We think you need these skills to ace Site Reliability Engineer in Slough

Automation Engineering
Python
Agentic AI
Process Re-engineering
Incident Management
Change Management
Runbook Standardisation

Some tips for your application 🫡

Tailor Your CV:Make sure your CV is tailored to the SRE role. Highlight your experience with Python, automation, and process re-engineering. We want to see how your skills align with our needs, so don’t be shy about showcasing relevant projects!

Craft a Compelling Cover Letter:Your cover letter is your chance to shine! Use it to explain why you’re passionate about the SRE role and how your background makes you a perfect fit. We love seeing enthusiasm and a clear understanding of what we do at StudySmarter.

Showcase Your Achievements:When detailing your experience, focus on measurable achievements. Did you reduce toil hours or improve MTTR? Quantify your impact! We appreciate candidates who can demonstrate their contributions in a tangible way.

Apply Through Our Website:We encourage you to apply through our website for a smoother application process. It helps us keep track of your application and ensures you don’t miss out on any important updates from us. Good luck!

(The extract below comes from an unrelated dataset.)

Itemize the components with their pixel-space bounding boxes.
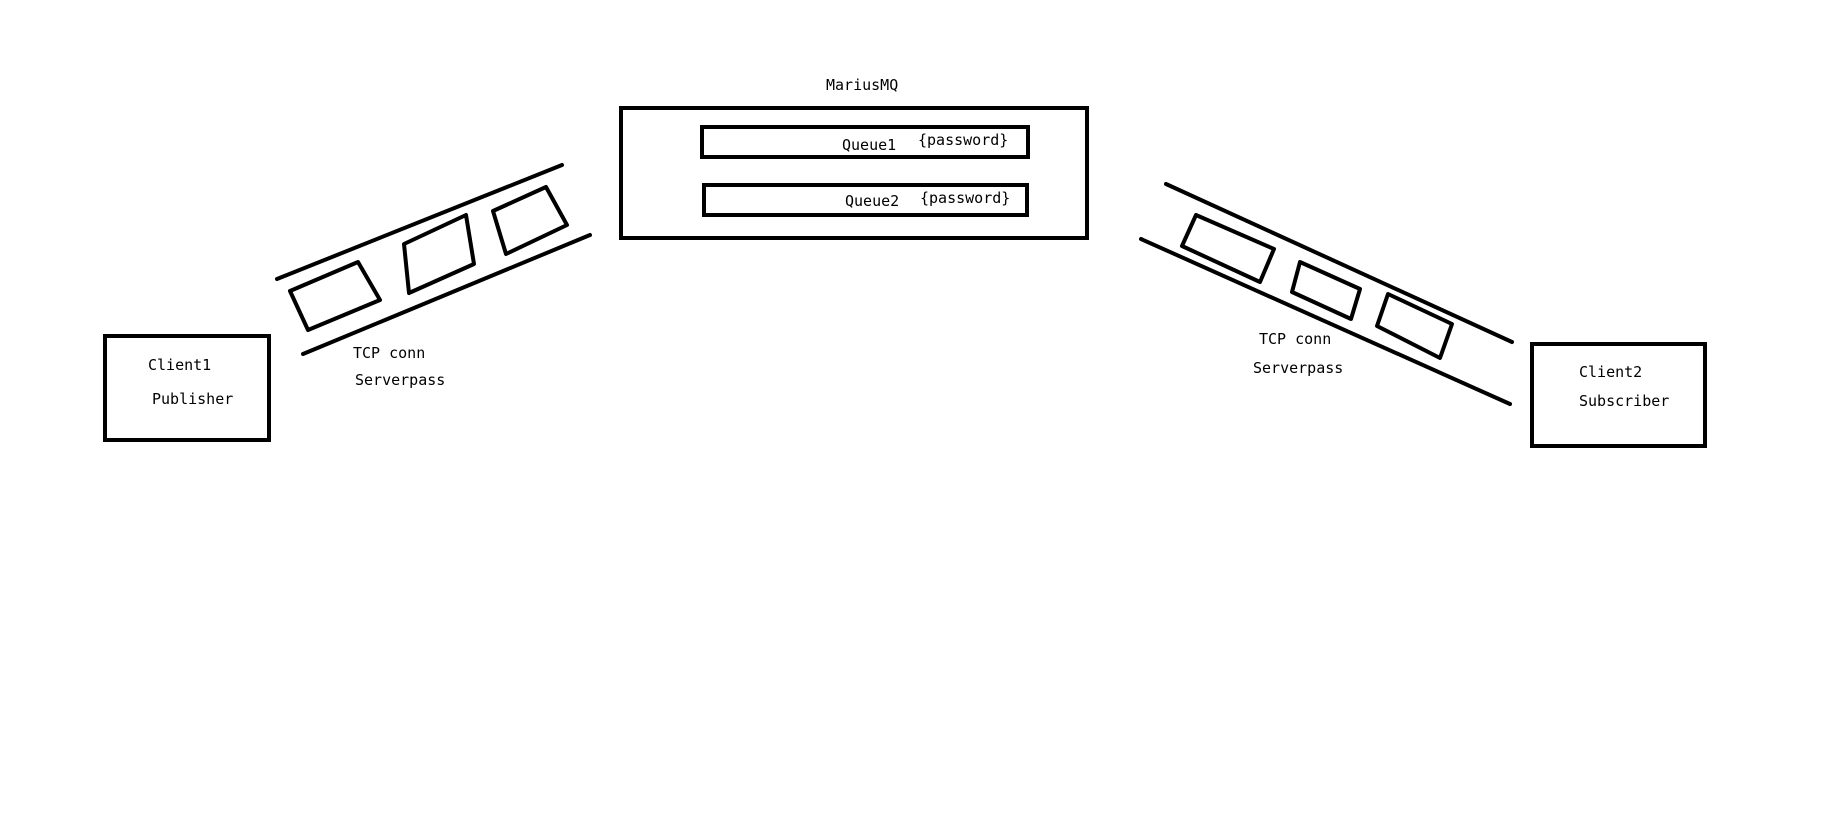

How to prepare for a job interview at Cubestech Ltd

Know Your Automation Inside Out

Make sure you can talk confidently about your experience with automation in Python. Be ready to discuss specific projects where you've eliminated operational toil and how you approached process re-engineering. Highlight any measurable impacts you've achieved, like reduced MTTR or alert volume.

Showcase Your Agentic AI Experience

Prepare examples of how you've implemented agentic workflows in previous roles. Discuss the tools you've integrated and the safety measures you've put in place, such as idempotency and rollback strategies. This will demonstrate your ability to design reliable systems that require minimal manual intervention.

Understand the Market Risk Landscape

Familiarise yourself with the banking and finance market risk domains. If you have experience with the Athena ecosystem or similar platforms, be sure to mention it. Showing that you understand the context of the role will set you apart from other candidates.

Be Ready for Technical Challenges

Expect technical questions that test your knowledge of distributed systems and troubleshooting across application, system, and network layers. Brush up on your Linux skills and be prepared to solve problems on the spot. This will showcase your hands-on experience and problem-solving abilities.